5 Tips For Keeping Your Plants Alive While You're Away

Taking care of houseplants can be a considerable part of your weekly routine. When you bring in more houseplants, you add more work, but the joy they provide outweighs this burden. Most plant parents love caring for their plants, and it's rewarding to care for them and watch them grow and thrive. However, everyone needs a vacation occasionally, and while the idea of time away is exciting, leaving your plants behind can also be challenging. Like ProFlowers says, after spending so much time caring for them, you'd hate to come home to most of them struggling, if not dead.

To avoid such horrors, research and invest in a few items that can help keep your plants happy and healthy while you take some time for yourself. Because even though you love caring for plants, you need to tend to yourself too! So here are the best ways to ensure your plants are just as healthy when you return from your trip!

1. Find a suitable water solution

Most of the damage to plants while you away occur because they do not have enough access to moisture. Plants need water to survive, whether in the air or their pot. According to Food52, a good soak will ensure the soil is saturated and provide the plant with plenty of water in your absence. One of the best ways to soak your plants while preparing for a vacation is by showering them. Not only will this clean the leaves of dust and produce a boost in humidity, but it will also thoroughly drench the soil. This should be enough water for trips about a week long.

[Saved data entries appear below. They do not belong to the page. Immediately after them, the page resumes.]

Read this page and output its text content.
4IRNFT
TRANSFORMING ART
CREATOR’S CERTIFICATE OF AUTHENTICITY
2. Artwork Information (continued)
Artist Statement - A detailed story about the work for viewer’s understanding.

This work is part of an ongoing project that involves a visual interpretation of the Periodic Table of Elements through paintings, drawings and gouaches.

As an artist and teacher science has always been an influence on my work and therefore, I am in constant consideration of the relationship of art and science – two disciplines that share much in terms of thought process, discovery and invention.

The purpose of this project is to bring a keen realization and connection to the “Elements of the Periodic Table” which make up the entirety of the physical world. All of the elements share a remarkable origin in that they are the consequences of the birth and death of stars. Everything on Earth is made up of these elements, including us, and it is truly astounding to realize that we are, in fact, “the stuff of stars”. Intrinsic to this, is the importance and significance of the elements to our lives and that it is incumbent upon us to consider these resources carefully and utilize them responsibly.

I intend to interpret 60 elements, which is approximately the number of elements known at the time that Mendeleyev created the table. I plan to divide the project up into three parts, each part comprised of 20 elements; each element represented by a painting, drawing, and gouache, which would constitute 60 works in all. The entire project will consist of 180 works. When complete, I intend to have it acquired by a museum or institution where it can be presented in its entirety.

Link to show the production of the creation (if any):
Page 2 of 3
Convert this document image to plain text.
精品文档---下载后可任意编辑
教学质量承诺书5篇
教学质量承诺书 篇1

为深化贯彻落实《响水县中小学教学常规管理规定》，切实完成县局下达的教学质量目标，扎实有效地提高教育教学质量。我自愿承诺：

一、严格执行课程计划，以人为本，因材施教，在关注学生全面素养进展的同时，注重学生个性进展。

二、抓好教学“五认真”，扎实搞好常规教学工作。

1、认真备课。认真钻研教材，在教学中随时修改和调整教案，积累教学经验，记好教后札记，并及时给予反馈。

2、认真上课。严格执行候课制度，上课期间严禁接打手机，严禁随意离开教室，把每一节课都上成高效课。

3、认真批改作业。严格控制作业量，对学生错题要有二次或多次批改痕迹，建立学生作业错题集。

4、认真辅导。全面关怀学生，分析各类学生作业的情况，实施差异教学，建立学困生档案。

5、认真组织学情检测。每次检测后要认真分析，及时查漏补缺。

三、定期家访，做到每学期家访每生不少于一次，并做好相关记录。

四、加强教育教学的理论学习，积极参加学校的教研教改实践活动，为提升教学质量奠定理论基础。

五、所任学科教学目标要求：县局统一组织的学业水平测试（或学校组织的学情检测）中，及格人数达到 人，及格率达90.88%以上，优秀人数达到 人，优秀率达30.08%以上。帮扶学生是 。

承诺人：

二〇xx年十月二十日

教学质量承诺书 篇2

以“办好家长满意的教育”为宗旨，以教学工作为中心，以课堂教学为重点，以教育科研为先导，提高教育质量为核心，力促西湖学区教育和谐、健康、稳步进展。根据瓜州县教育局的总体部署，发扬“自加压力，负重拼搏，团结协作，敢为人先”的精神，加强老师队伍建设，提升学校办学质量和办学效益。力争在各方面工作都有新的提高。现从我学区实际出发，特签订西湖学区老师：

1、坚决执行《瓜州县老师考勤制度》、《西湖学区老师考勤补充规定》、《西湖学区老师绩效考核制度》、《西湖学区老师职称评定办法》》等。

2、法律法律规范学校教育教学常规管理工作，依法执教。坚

For cacti, succulents, and other drought-tolerant varieties, ProFlowers says you don't have to worry about them. Even a two-week vacation shouldn't hurt these plants since they prefer to go without water. However, to be safe, you can always give them a good soak before you leave. But be sure their pots have drainage so the soil can dry out quickly; these plants hate to sit in water.

2. What about tropical plants?

You'll have to get creative for the plants that need moist soil and humid air. Tropical plants, for instance, require these and more. Unfortunately, most humidifiers won't be able to run for a week without running out of water. So instead, it's imperative to consider clever techniques to help keep these plants happy.

First, you can use mulch or plastic wrap over the top of the soil to help keep the moisture from evaporating, via Eco Peanut. Second, there are self-watering pots you can invest in, like this one by Easy Plant, or little devices that drip water slowly into the soil. If you prefer taking the DIY route, you can make these instruments with a few items you probably already have, like plastic bottles or a water bowl with some string. Alternatively, you can buy cute options off Etsy, like theĀ Mushroom Self Watering Glass or theĀ Terracotta Plant Watering Device.

3. Move them away from the light

As mentioned, the most problematic aspect of leaving plants home alone is their access to water. The more sunlight your plant gets, the more water it will need. According to Plant & Soil Sciences eLibrary, this is because of transpiration, which is when plants pull water from the soil and use it to grow and survive. To prevent plants from using up all their water too quickly, you can move them away from the light just a bit to reduce their need for water, via Food52. If you have a lot of plants, this can be a headache to move them all across the room. This process can be made more manageable with a plant cart like this one with wheels.

Once you return from your relaxing vacation, or maybe not-so-relaxing visit with the in-laws, you can put your plants back in their original spot. Alternatively, Food52 says if they are bigger plants that are hard to move, you can use a curtain over the window to diffuse some of the light.

4. Avoid fertilizing before you leave

Giving your plants food before you leave might sound like a good idea to ensure they have everything they need to survive while you're gone. However, this is not the case. It would be best if you skipped fertilizing your plants in the weeks leading up to your trip. Fertilizer boosts the plant's growth rate, says Frontier, meaning they will use more energy and water to grow and deplete the nutrients they were just given. This will result in your plants needing to be watered more often, which is not what you want right before you leave them alone for a week or more.

Similarly, you won't want your plants to invest much energy into dying foliage in your absence. Pruning can help plants reserve energy and, once again, save water, according to Food52. Be sure to rid the plant of unhealthy leaves or dead foliage and then prune any flowers that could make the plants use more water. This will set your plant up for success to survive while you're away.

5. Phone a friend, or hire a sitter

All the above tips and tricks are excellent ways to keep your plants happy while you're away. However, if you'll be gone for a month or more, these typically won't last long enough. For such situations, Swansons Nursery says you can always call a friend who lives nearby or hire a plant sitter. Plant sitters are like pet sitters who come to care for your plants in your absence. This means they'll need to be allowed into your home while you're not there, and not everyone loves this idea. You can find fantastic sitters who go through background checks on apps such as Watering Can. Or you can ask your friends and family to see if anyone has someone they trust.

Once you've found a sitter, it's a good idea to invite them over before you leave, according to Swansons Nursery. This allows you and the sitter to tour the house and plants, where you keep supplies, and you can go over the details about how you care for your plant babies.